A fifth of companies view supply chain water risks as capable of having a significant impact on their business, according to environmental disclosure organisation CDP.

This puts US$77bn across 623 firms at risk, CDP – formerly the Carbon Disclosure Project – has found in its Global Water Report, published at the end of last month.

Water security is becoming a growing problem as the climate crisis alters the global water cycle, resulting in stronger, more frequent droughts and periods of extreme rainfall.

CDP notes that industries can be exposed to water risks through their supply chains, via either water-intensive sectors or the rivers used to transport goods.

“Water scarcity, pollution and flooding represent a risk to companies: one-off events and long-term management issues alike may impact an individual company’s profits,” says Carine Smith Ihenacho, chief governance and compliance officer for Norges Bank Investment Management, lead sponsor of CDP’s work on water security.

This year, drought and low water levels in the Panama Canal have disrupted trade, with authorities forced to limit the number of ships able to pass through the route, driving up shipping costs. Parts of the river Rhine were also closed to shipping at the end of last year due to heavy rain.

The report says the Mississippi, Amazon and Yangtze are also rivers that are “being squeezed by drought”.

CDP asked 13,356 companies to provide data about water-related disclosures they made in 2023. Of the 4,815 respondents, the report focuses on 3,163 firms that have an annual turnover of at least €250mn or US$250mn and disclosed data in response to a question from an investor.

Most respondents were located in Asia, followed by Europe and North America. The majority of companies were from the manufacturing industry, with the materials and food, beverage and agriculture sectors following closely.

The transport sector revealed “poor supply chain performance”, CDP says, being “the least likely to assess supplier risks, set targets or enforce water-related requirements”, and the “most likely to state that supply chain engagement is unimportant”.

The report also highlights the influence of around US$700bn in agriculture and water subsidies, which it says can “fuel excessive water consumption and other environmentally damaging practices”.

Although determining a supply chain’s impact on water is “more intricate than assessing climate impact”, according to CDP, the task also presents an opportunity for businesses.

“The cost of mitigating supply chain water risk is almost three times cheaper than the cost of impact. Collective action between suppliers and buyers can lead to closer relationships, opening the door to improved products and innovative solutions,” CDP says.

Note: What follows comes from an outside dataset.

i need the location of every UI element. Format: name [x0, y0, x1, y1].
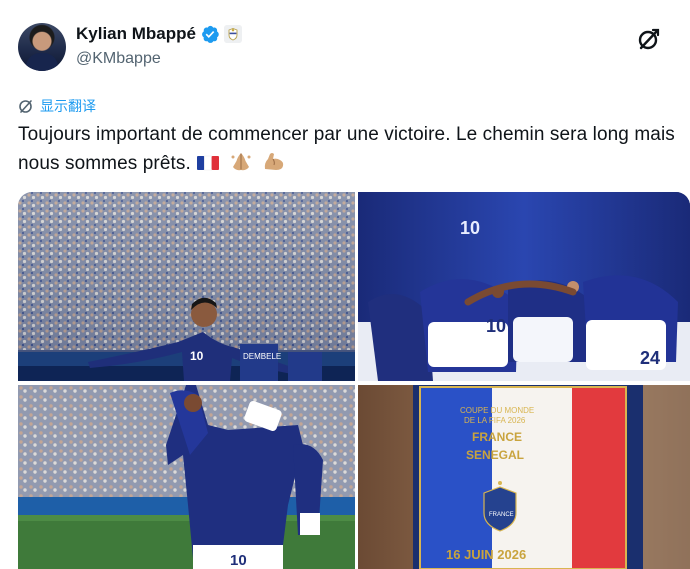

The report calls on companies to identify their water-related risks and how their business activities contribute to water insecurity.

Aspects to consider include supplier impacts on water quality and availability as well as dependence on water and so-called “basin status”, which refers to the robustness of reserves and the level of access workers have to water, sanitation and hygiene services.

It also urges more firms to set targets for improvement, pointing out that just 4% of assessed companies set goals in 2023.

Examples of targets include food manufacturer Mars’ goal of “100% compliance in pollutant management practices” by 2025, which it is aiming to achieve by requesting that farmers comply with good practices in reducing the pollution of water run-off from the use of fertilisers and pesticides.

The report also emphasises the importance of board-level incentives for improving water risk in supply chains, with 443 companies having these in place last year and 118 firms including water targets in remuneration policies for the chief procurement officer.

Other actions CDP recommends include collecting information, mitigating risks and setting targets throughout companies’ supply chains.

A third of companies said their suppliers had to meet water-related requirements – such as reducing total water use and setting water pollution targets – as part of the purchasing process, with just over half including the requirements in supplier contracts.

If suppliers do not comply, most companies retrain and engage with them, but 16% temporarily suspend the relationship and 9% exclude them from the supply chain altogether.

Complete exclusion might be “a quick short-term solution”, but could have “very negative consequences” for suppliers, CDP says, with engagement and support to improve practices a better course of action.

“This is particularly important to ensure that action on water generates opportunities for developing countries, instead of presenting further obstacles for progress towards the just water security transition,” it says.

Financial incentives such as loan support, interest reduction and bonus schemes are also being used by 5% of firms.

Other means of incentivising suppliers include education, innovating to create new ways of reducing the amount of water used, and even advocating for policy or regulatory change.

While most companies did report engaging with suppliers on the matter, 28% said they do not, and have no plans to do so in the next two years.